Although, many objects you might want to store in memory are bigger than one byte. For example, a 32-bit integer is going to be four bytes.
This picture may help, taken straight from your program and the result you showed:
| address | contents |
|---|---|
| 0x7fff2c70e670 | 1 |
| 0x7fff2c70e671 | 0 |
| 0x7fff2c70e672 | 0 |
| 0x7fff2c70e673 | 0 |
| 0x7fff2c70e674 | 3 |
| 0x7fff2c70e675 | 0 |
| 0x7fff2c70e676 | 0 |
| 0x7fff2c70e677 | 0 |
| 0x7fff2c70e678 | 5 |
| ... | ... |
Or it's much easier to see if we look at it four bytes at a time:
| 0 | 1 | 2 | 3 | |
|---|---|---|---|---|
| 0x7fff2c70e670 | 1 | 0 | 0 | 0 |
| 0x7fff2c70e674 | 3 | 0 | 0 | 0 |
| 0x7fff2c70e678 | 5 | 0 | 0 | 0 |
| 0x7fff2c70e67c | 7 | 0 | 0 | 0 |
| 0x7fff2c70e680 | 9 | 0 | 0 | 0 |
When we look at a picture like this we can't ignore the fact that the byte order is little-endian, that is, the least-significant byte of a 4-byte integer is stored at the lowest address. We can see this more clearly if we use some larger numbers:
int numbers2[] = {0x01020304, 0x05060708, 0x090a0b0c};
This might give us
| 0 | 1 | 2 | 3 | |
|---|---|---|---|---|
| 0x7fff2c70e700 | 0x04 | 0x03 | 0x02 | 0x01 |
| 0x7fff2c70e704 | 0x08 | 0x07 | 0x06 | 0x05 |
| 0x7fff2c70e708 | 0x0c | 0x0b | 0x0a | 0x09 |
But at the end of the day, it's the bytes that have addresses, not the individual bits.

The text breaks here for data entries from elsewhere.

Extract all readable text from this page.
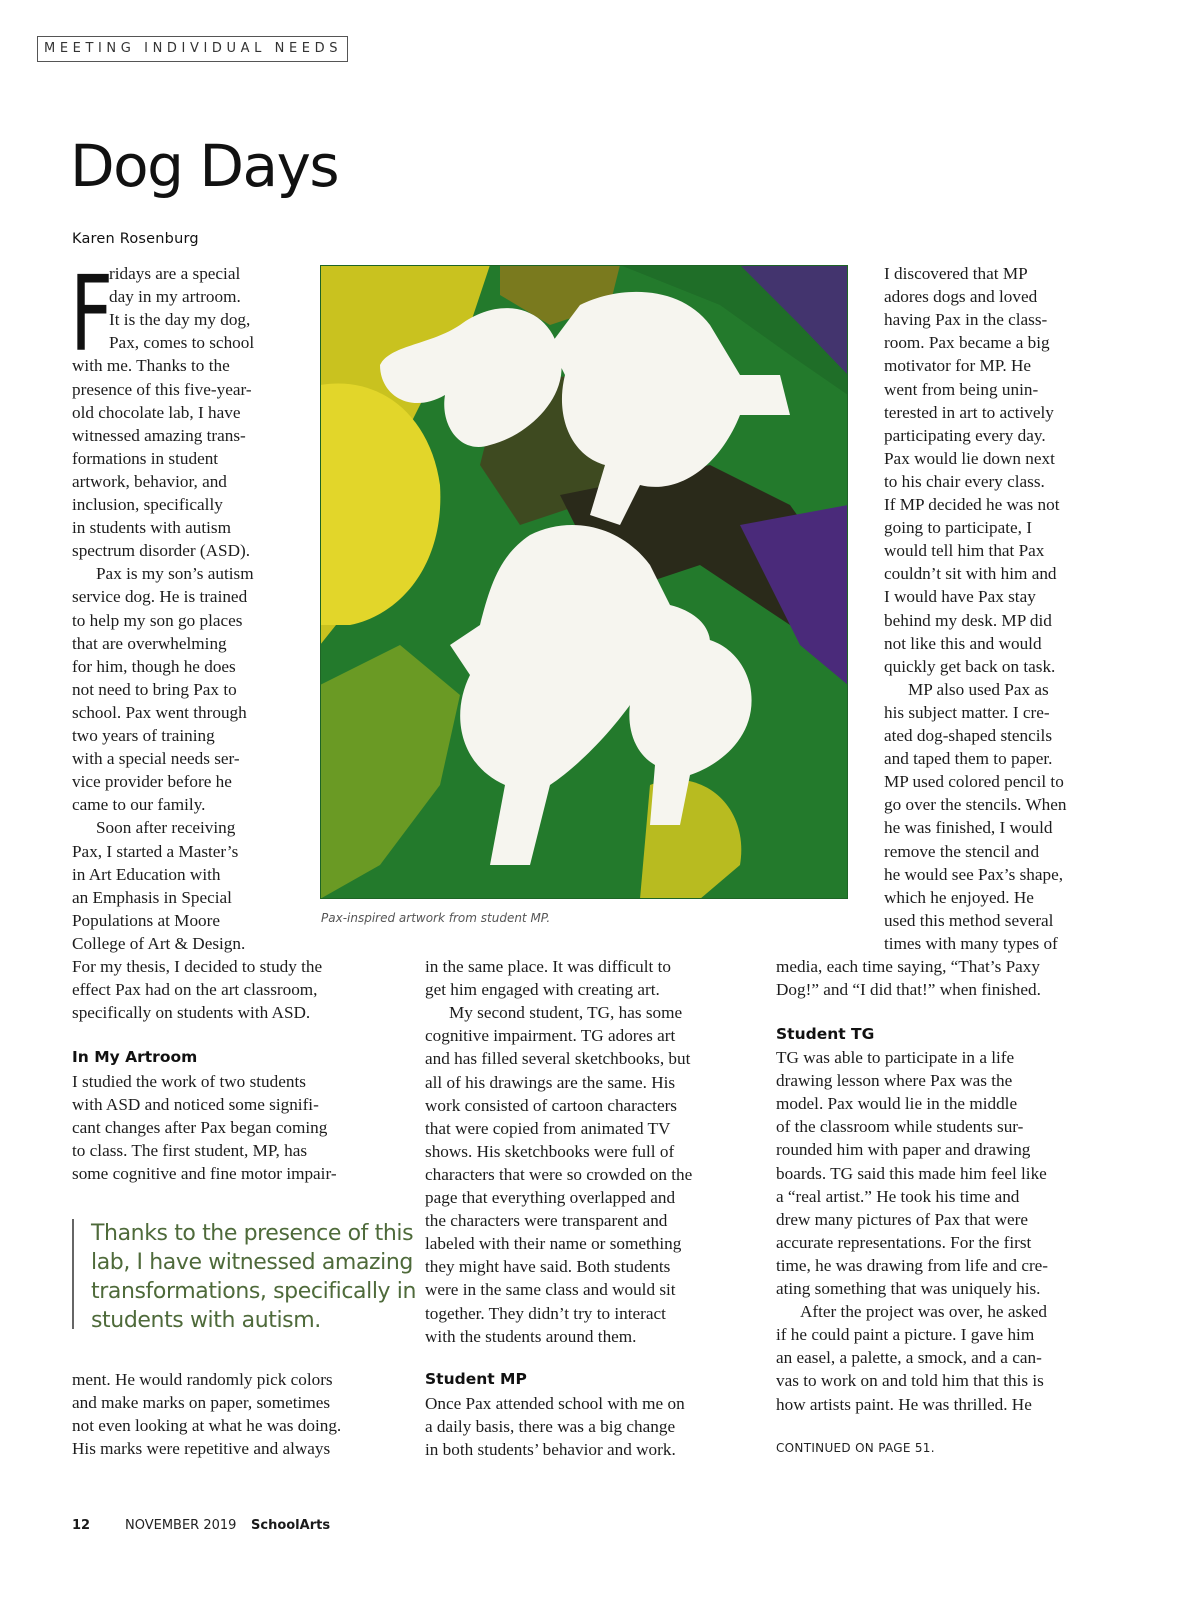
MEETING INDIVIDUAL NEEDS
Dog Days
Karen Rosenburg
F
ridays are a special
day in my artroom.
It is the day my dog,
Pax, comes to school
with me. Thanks to the
presence of this five-year-
old chocolate lab, I have
witnessed amazing trans-
formations in student
artwork, behavior, and
inclusion, specifically
in students with autism
spectrum disorder (ASD).
Pax is my son’s autism
service dog. He is trained
to help my son go places
that are overwhelming
for him, though he does
not need to bring Pax to
school. Pax went through
two years of training
with a special needs ser-
vice provider before he
came to our family.
Soon after receiving
Pax, I started a Master’s
in Art Education with
an Emphasis in Special
Populations at Moore
College of Art & Design.
For my thesis, I decided to study the
effect Pax had on the art classroom,
specifically on students with ASD.
In My Artroom
I studied the work of two students
with ASD and noticed some signifi-
cant changes after Pax began coming
to class. The first student, MP, has
some cognitive and fine motor impair-
Thanks to the presence of this
lab, I have witnessed amazing
transformations, specifically in
students with autism.
ment. He would randomly pick colors
and make marks on paper, sometimes
not even looking at what he was doing.
His marks were repetitive and always
in the same place. It was difficult to
get him engaged with creating art.
My second student, TG, has some
cognitive impairment. TG adores art
and has filled several sketchbooks, but
all of his drawings are the same. His
work consisted of cartoon characters
that were copied from animated TV
shows. His sketchbooks were full of
characters that were so crowded on the
page that everything overlapped and
the characters were transparent and
labeled with their name or something
they might have said. Both students
were in the same class and would sit
together. They didn’t try to interact
with the students around them.
Student MP
Once Pax attended school with me on
a daily basis, there was a big change
in both students’ behavior and work.
I discovered that MP
adores dogs and loved
having Pax in the class-
room. Pax became a big
motivator for MP. He
went from being unin-
terested in art to actively
participating every day.
Pax would lie down next
to his chair every class.
If MP decided he was not
going to participate, I
would tell him that Pax
couldn’t sit with him and
I would have Pax stay
behind my desk. MP did
not like this and would
quickly get back on task.
MP also used Pax as
his subject matter. I cre-
ated dog-shaped stencils
and taped them to paper.
MP used colored pencil to
go over the stencils. When
he was finished, I would
remove the stencil and
he would see Pax’s shape,
which he enjoyed. He
used this method several
times with many types of
media, each time saying, “That’s Paxy
Dog!” and “I did that!” when finished.
Student TG
TG was able to participate in a life
drawing lesson where Pax was the
model. Pax would lie in the middle
of the classroom while students sur-
rounded him with paper and drawing
boards. TG said this made him feel like
a “real artist.” He took his time and
drew many pictures of Pax that were
accurate representations. For the first
time, he was drawing from life and cre-
ating something that was uniquely his.
After the project was over, he asked
if he could paint a picture. I gave him
an easel, a palette, a smock, and a can-
vas to work on and told him that this is
how artists paint. He was thrilled. He
CONTINUED ON PAGE 51.
Pax-inspired artwork from student MP.
12	NOVEMBER 2019 SchoolArts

CodePudding user response:
shouldn't 4 bytes be converted first to hexadecimal before adding?
Shouldn't 4 apples be converted to hexadecimal before adding?
Doesn't really make sense, does it? Bytes are a thing; a conceptual thing rather than a physical thing like an apple, but still a thing.
Hexadecimal is just a way to represent numbers. 0xFF and 255 are the same number, but one is represented in hex and one in decimal.
If you have 0x1A (or 26) apples and you add 4 apples you have 0x1E (or 30) apples. If you have 0x7fff2c70e670 (or 140733938984560) bytes and you add 4 bytes you have 0x7fff2c70e674 (140733938984564) bytes.
A computer uses neither of these internally, they're just for our convenience. It uses binary. So 0xFF and 255 are 11111111 (sort of, it gets complicated).